11.18. Gout-Related Agents Allopurinol Benzbromarone Colchicine Sulfinpyrazone 11.19. Thyroid Agents 11.19.1. Thyroid Hormones Thyroxine 11.19.2. Antithyroid Drugs Methimazole Propylthiouracil 11.19.3. Iodine Products Lugol's solution 11.20. Posterior Pituitary Hormones Desmopressin Vasopressin 11.21. Calcitonin-Salmon Calcitonin 12. NEUROLOGYS 12.1 Anticonvulsants Carbamazepine Clonazepam Diazepam Levetiracetam Oxcarbazepin Phenytoin Diphenylhydantoin ; Phenobarbital Valproic acid 12.2. Adjuvant Anticonvulsants Gabapentin Lamotrigind Topiramate Vigabatrin 12.3. Skeletal Muscle Relaxants Baclofen Methocarbamol Tizanidine 12.4. Migraines and levothyroxine.
| Lamotrigine 200 mgWhile i'm not uncomfortable right now, i don't like the idea of taking a pill every day for the rest of my life.
See 64 FR 42873, 42874 "During litigation of many cases related to the 180-day exclusivity, the parties and courts have recognized the potential for the 180-day exclusivity process to substantially delay the entry of competitive generic drug products into the market. This situation can occur when the marketing of any subsequent generic drug product is contingent upon the occurrence of an event that is within the first ANDA applicant 's control." ; . David A. Balto, Pharmaceutical Patent Settlements: The Antitrust Risks , 55 Food & Drug L. J. 321, 332 2000 ; "[T]he first generic firm to challenge a patent holder is the only generic firm that can enter; until it enters, no other generic firm can enter the market." ; . Ibid and lithobid, for instance, lamotrigine long term.

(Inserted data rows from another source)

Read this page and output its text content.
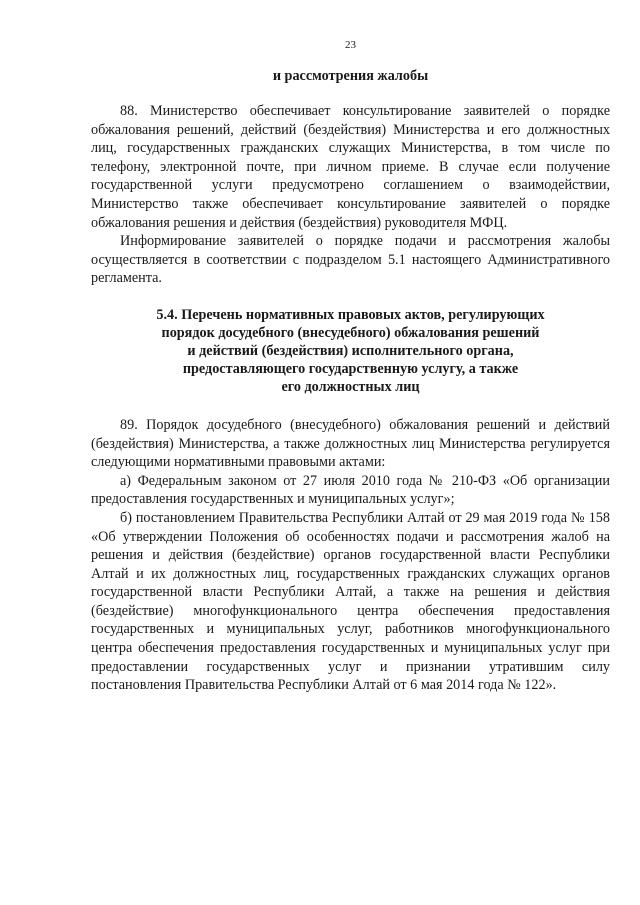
23
и рассмотрения жалобы

88. Министерство обеспечивает консультирование заявителей о порядке обжалования решений, действий (бездействия) Министерства и его должностных лиц, государственных гражданских служащих Министерства, в том числе по телефону, электронной почте, при личном приеме. В случае если получение государственной услуги предусмотрено соглашением о взаимодействии, Министерство также обеспечивает консультирование заявителей о порядке обжалования решения и действия (бездействия) руководителя МФЦ.

Информирование заявителей о порядке подачи и рассмотрения жалобы осуществляется в соответствии с подразделом 5.1 настоящего Административного регламента.

5.4. Перечень нормативных правовых актов, регулирующих
порядок досудебного (внесудебного) обжалования решений
и действий (бездействия) исполнительного органа,
предоставляющего государственную услугу, а также
его должностных лиц

89. Порядок досудебного (внесудебного) обжалования решений и действий (бездействия) Министерства, а также должностных лиц Министерства регулируется следующими нормативными правовыми актами:

а) Федеральным законом от 27 июля 2010 года № 210-ФЗ «Об организации предоставления государственных и муниципальных услуг»;

б) постановлением Правительства Республики Алтай от 29 мая 2019 года № 158 «Об утверждении Положения об особенностях подачи и рассмотрения жалоб на решения и действия (бездействие) органов государственной власти Республики Алтай и их должностных лиц, государственных гражданских служащих органов государственной власти Республики Алтай, а также на решения и действия (бездействие) многофункционального центра обеспечения предоставления государственных и муниципальных услуг, работников многофункционального центра обеспечения предоставления государственных и муниципальных услуг при предоставлении государственных услуг и признании утратившим силу постановления Правительства Республики Алтай от 6 мая 2014 года № 122».
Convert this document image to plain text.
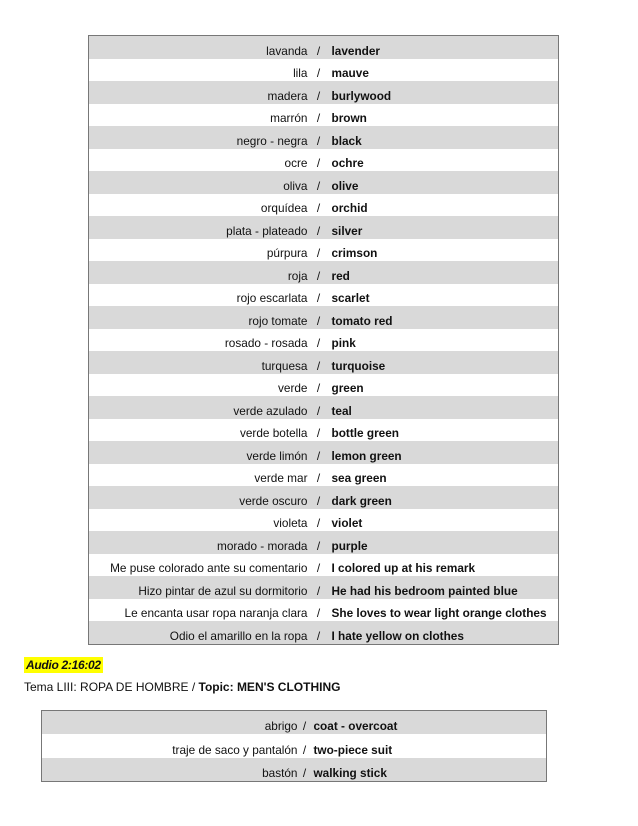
lavanda	/	lavender
lila	/	mauve
madera	/	burlywood
marrón	/	brown
negro - negra	/	black
ocre	/	ochre
oliva	/	olive
orquídea	/	orchid
plata - plateado	/	silver
púrpura	/	crimson
roja	/	red
rojo escarlata	/	scarlet
rojo tomate	/	tomato red
rosado - rosada	/	pink
turquesa	/	turquoise
verde	/	green
verde azulado	/	teal
verde botella	/	bottle green
verde limón	/	lemon green
verde mar	/	sea green
verde oscuro	/	dark green
violeta	/	violet
morado - morada	/	purple
Me puse colorado ante su comentario	/	I colored up at his remark
Hizo pintar de azul su dormitorio	/	He had his bedroom painted blue
Le encanta usar ropa naranja clara	/	She loves to wear light orange clothes
Odio el amarillo en la ropa	/	I hate yellow on clothes
Audio 2:16:02
Tema LIII: ROPA DE HOMBRE / Topic: MEN'S CLOTHING
abrigo	/	coat - overcoat
traje de saco y pantalón	/	two-piece suit
bastón	/	walking stick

Information about diabetes research with an open house, from 5-8 p.m. on the fifth floor at the UHC Campus. The theme of the event, which will include presentations by William Cefalu, M.D., Jack Leahy, M.D., Jorge Calles-Escandon, M.D., and Xiao-Jian Sun, Ph.D., is "Diabetes Care in the 21st Century." Free and open to the public, the open house will include drawings and free giveaways, snacks, and exhibits and resources about nutrition, medications, and diabetes care equipment, such as insulin delivery systems, and blood glucose monitors. The physicians presenting information on current diabetes-related research will take place from 6-7 p.m. Individuals attending the event who are interested in participating in clinical studies will be able to discuss this with providers and research coordinators from 5-8 p.m. For further information on the Diabetes Open House, contact Meg Costello at 8478847.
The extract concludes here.